Я этого, кстати, не знал и удивился. Знал, что он сторонник мира, что нарисовал голубку, да и не в нем было дело. В общем, инцидент закрыли, так что прямые «выезды в народ» не помогали делу.
Но большинство наших студентов верили советскому строю, потому что он породил необычный, исключительно сильный всплеск инновационной активности, как говорили, придал ей эсхатологический характер. В литературной форме философский смысл этого явления выразил Андрей Платонов в своей повести «Ювенильное море».
Но мы многого не знали. Мы думали, что идем по прямой дороге, а на нас упал кризис индустрии. Антрополог сказал: «Куда идут нация и национализм?» И мы не были готовы: «В период 80-х и 90-х годов научная индустрия, созданная вокруг понятий нации и национализма, приобрела настолько обширный и междисциплинарный характер, что ей стало впору соперничать со всеми другими предметами современного интеллектуального производства». Были и другие проблемы
Кризис со стилягами
В 1954 году я учился с моими друзьями в школе в нашем 8-м классе. Жили мы с радостью. Всегда бывало немного споров о разных картинах, и незаметно они исчезали. Но потом появились необычные симптомы. Внезапно в классе возникли «стиляги» шестеро парней, дети из «генеральского» дома. Они были как все и вдруг мне звонит отец одного парня: «Ты комсорг? Надо поговорить, приходи ко мне на службу». Я пошел, он оказался секретарем парторганизации издательства «Правда». Огромный кабинет, знамя. Сильный умный человек, мощные орденские планки. Спрашивает меня: «Скажи, что происходит? Что с моим парнем? Воспитывали, как все и война, и беды». И вдруг заплакал, затрясся. Я перепугался, успокаиваю его, ваш сын хороший человек
Меня это потрясло: политработник высокого ранга, прошел войну спрашивает меня, подростка: «Что происходит? Объясни!» Я впервые почувствовал угрозу. Почему ветераны войны не знают своих парней?! Где же наша наука? Не знают! Но я же их знал, они были из «высших слоев общества», но были как все и вдруг после каникул они сплотились, и появился у них свой язык, стали они над всем посмеиваться. Это поначалу казалось очень странно. Это были ребята в основном способные, и поначалу они ничем почти не отличались. Один ходил в отцовской шинели.
Когда сложилась «культура» стиляг, в среде учителей возник едва заметный, но, видимо, глубокий раскол. Думаю, гораздо более глубокий, чем в среде учеников. У нас сменилась классная руководительница, вести класс стала преподавательница литературы, женщина молодая и красивая. Педагог она была блестящий, замечательно читала стихи. Она приходила на наши вечеринки с вином, их устраивали ребята из «генеральского» дома, они жили в больших квартирах. Не все в классе к ним ходили. Там витал дух корректного презрения к «плебеям» (кстати, тогда это слово вошло в жаргон). Мне на этих вечеринках было жалко смотреть на наших девочек из «бедных» семей, которые этого не чувствовали и искренне радовались компании.

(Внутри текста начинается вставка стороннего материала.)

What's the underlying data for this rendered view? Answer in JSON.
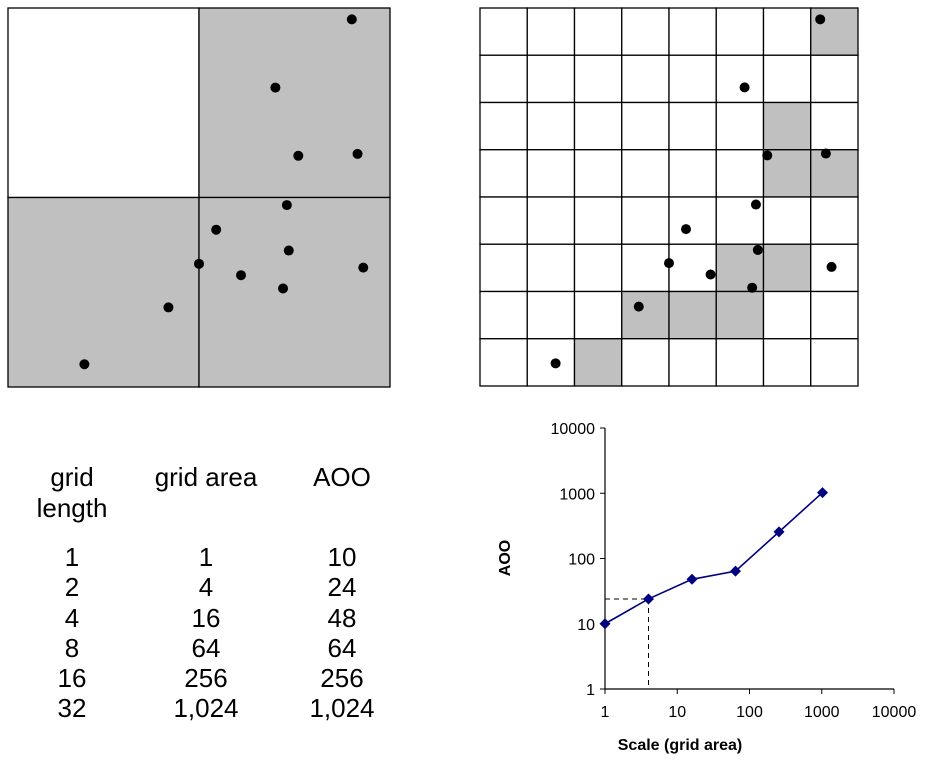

Но иногда казалось, что эти товарищи общаются где-то вне школы там, где проходит их главная жизнь, так они понимали друг друга. Но было там что-то чужое и даже враждебное, странно и неприятно. Это было что-то новое. Наверное, раньше тоже было, но пряталось, а теперь стало осторожно выходить на свет. В нашей школе никогда этот вопрос явно не поднимался и в глаза стилягами их никто не называл. В 7-м классе были три-четыре хулигана, эта группа была совершенно другая, они договорились с директором, чтобы они продолжали учиться, и им мы помогали в жестких рамках. Это было трудно, но это понятно. Они ушли, а я часто думал, как и куда разошлись, и что хулиганы мне были более понятны.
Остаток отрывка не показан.